Doctor debunks vaccine myths: Smoking poses higher clotting risk than vaccine
- Dr Samir Dwivedi, Medical Director (India), International SOS says smokers are at higher risk of clotting than people who take vaccination.
Fear of clotting has been seen as one of the main reasons why many people are still hesitant about getting vaccine against Covid-19, according to medical experts.

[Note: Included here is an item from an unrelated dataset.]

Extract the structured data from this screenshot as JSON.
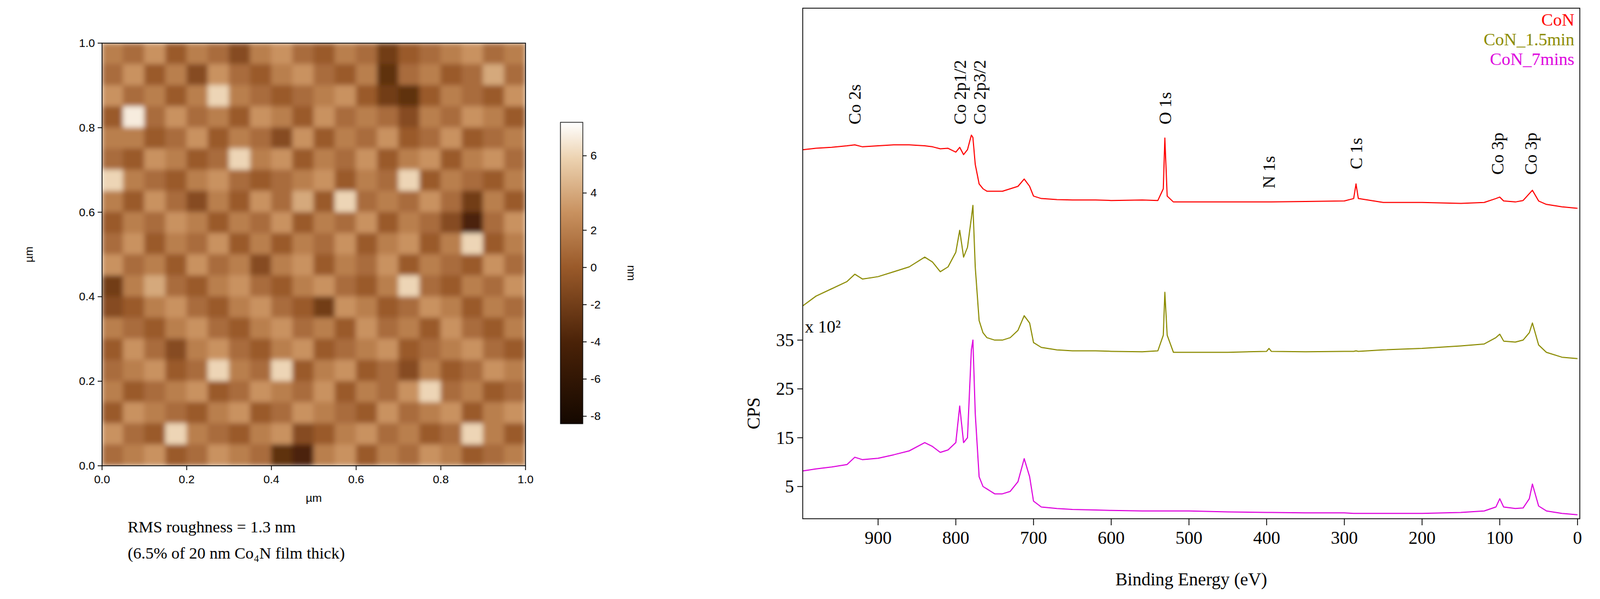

In India over 57 crore people have taken at least one shot of the vaccine but a flurry of apprehensions continues to dominate many people and they are still not ready to take the jab.

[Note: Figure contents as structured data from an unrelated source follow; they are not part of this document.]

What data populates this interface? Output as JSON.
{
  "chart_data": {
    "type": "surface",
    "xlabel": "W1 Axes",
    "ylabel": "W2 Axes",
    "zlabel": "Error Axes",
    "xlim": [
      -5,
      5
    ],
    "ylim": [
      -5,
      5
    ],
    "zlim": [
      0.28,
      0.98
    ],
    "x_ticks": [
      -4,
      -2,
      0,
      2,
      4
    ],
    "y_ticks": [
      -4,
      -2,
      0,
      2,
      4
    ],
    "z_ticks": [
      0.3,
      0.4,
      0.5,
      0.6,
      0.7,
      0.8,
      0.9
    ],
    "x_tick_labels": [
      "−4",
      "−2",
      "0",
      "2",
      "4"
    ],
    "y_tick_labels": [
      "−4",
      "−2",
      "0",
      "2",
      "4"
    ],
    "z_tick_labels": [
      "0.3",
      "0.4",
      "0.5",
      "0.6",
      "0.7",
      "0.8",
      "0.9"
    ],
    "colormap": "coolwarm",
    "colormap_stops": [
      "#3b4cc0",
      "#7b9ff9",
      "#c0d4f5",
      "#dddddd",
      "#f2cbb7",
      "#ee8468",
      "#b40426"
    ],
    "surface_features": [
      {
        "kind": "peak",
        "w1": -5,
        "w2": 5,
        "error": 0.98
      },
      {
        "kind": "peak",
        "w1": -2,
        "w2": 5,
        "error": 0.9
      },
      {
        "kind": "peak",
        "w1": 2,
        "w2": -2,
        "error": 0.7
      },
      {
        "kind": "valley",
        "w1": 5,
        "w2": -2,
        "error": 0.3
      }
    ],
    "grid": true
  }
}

According to the doctors, many of them express their apprehension that the vaccines in use were made in a hurry with no enough trials and hence they would face serious side effects of vaccination, if not now then a few years later.
Debunking the fears, Dr Samir Dwivedi, Medical Director (India), International SOS says smoking has far more risk of clotting than in case of vaccines. He says that clotting has been reported in rarest of the rare cases after taking Covid vaccine. "Clotting is a real but rare risk of the viral vector vaccines, as has been studied in the West, but this risk is many folds more in people who get infected with SARS CoV-2, or in someone who is taking oral contraceptive pills or even in those people who smoke cigarettes," says the doctor.
Dr Dwivedi says it is important to educate people about vaccination. "The data on vaccine trials is rigorously analysed by regulatory authorities in many countries, and only when the regulators are satisfied, is the vaccine approved. Reports of serious side effects have been very rare, and no long-term side effects have been reported after vaccinating millions of people over a period of more than 6 months," he says.
Among the common fears that stop people from getting a jab is fear of developing Covid-19 from a vaccine. "None of the Covid-19 vaccines available so far across the globe have live viruses in them, so the chance of developing Covid-19 from vaccine is just not there," says Dr. Dwivedi.
He also says that Covid vaccines generate a better immune response than a natural infection. "That is why it is important that even those who have had the infection, need to be vaccinated, despite the discussion around the need of vaccination for this subset of people," he adds.
Dr. Dwivedi signs off by saying that masking and social distancing measures will continue to play a major role until majority of people are vaccinated.